JAMES Gray will keep his job as rural affairs guru in the Conservative Party, despite apparently being axed from the role.

Confusion reigned yesterday after Tory leader Michael Howard unveiled the names in his slimmed down shadow cabinet and North Wiltshire MP Mr Gray's name was not included.

Conservative Central Office (CCO) said that only those MPs included in the list it released to the media had cabinet jobs.

CCO insisted anyone not on the list had been dropped by Mr Howard, as part of his radical reshaping of the opposition.

But at the same time, Mr Gray and other top Tory MPs had been insisting they still had their jobs.

And although CCO was adamant this was not the case, Mr Gray said he had spoken personally to the new Tory leader and been asked to stay in the job.

He said: "I'm in the same position I held before, as rural affairs spokesman. I remain in the shadow team and am happy to be in the same job."

By noon yesterday the affair was taking on the appearance of a pantomime, with Central Office insisting he was not in the team, and Mr Gray insisting he was.

The mix-up was eventually cleared yesterday afternoon up when Tory press officers decided the list of shadow members they had defended as definitive was in fact a provisional list.
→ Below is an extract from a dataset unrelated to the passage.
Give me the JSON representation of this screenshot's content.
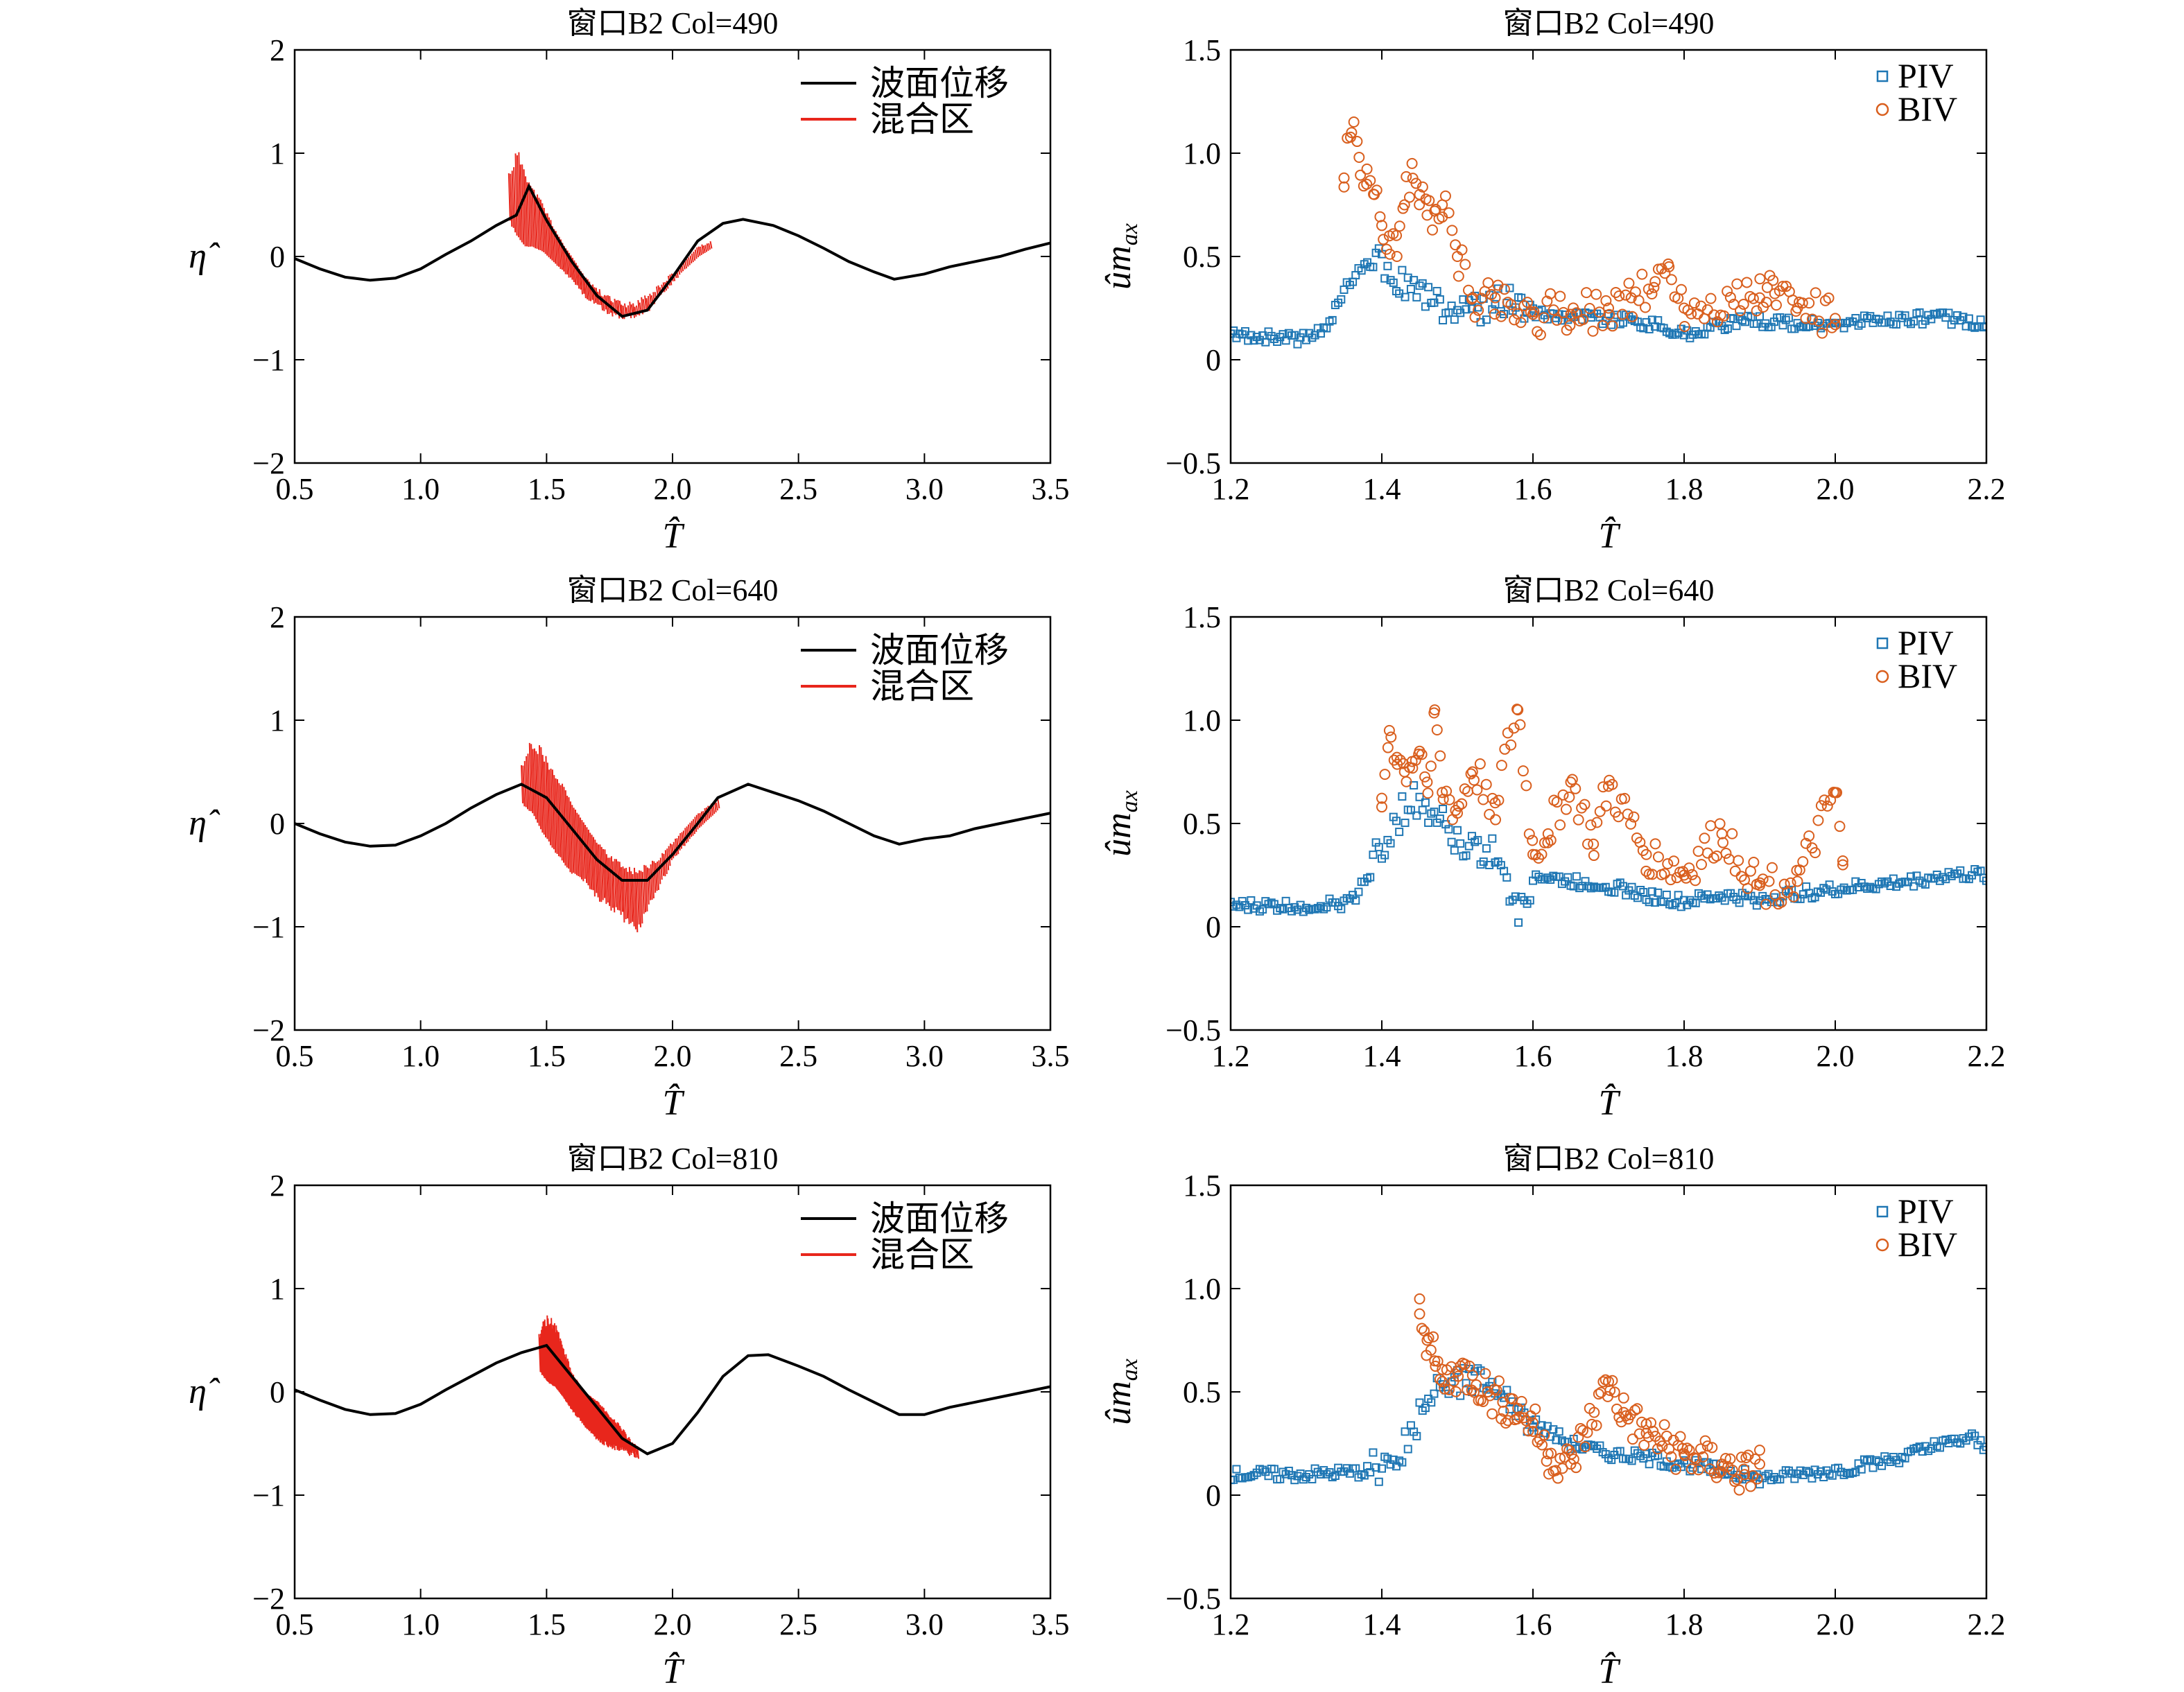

Mr Gray together with other Tories had been forgotten rather than thrown out.

Another list was circulated, with Mr Gray included. Despite the gaffe, Mr Gray said the new look Conservative team - with just 12 cabinet members instead of the 26 under ousted leader Iain Duncan Smith would give Labour cause for concern.

He said: "I think the slimmed down cabinet is a beautiful move. It makes extremely good sense and should give us a tightly knit, coherent unit."

Mr Gray said they would now get on with the business of "exposing the true record of the Labour Government", which he accused of "taxing, spending and failing".

But Labour supporters claimed the Tories had nothing new to offer and were simply a collection of "ghosts from Thatcher's past". They also criticised the decision to have just one shadow cabinet member in charge of both health and education, arguing that showed the Tories were not committed to public services.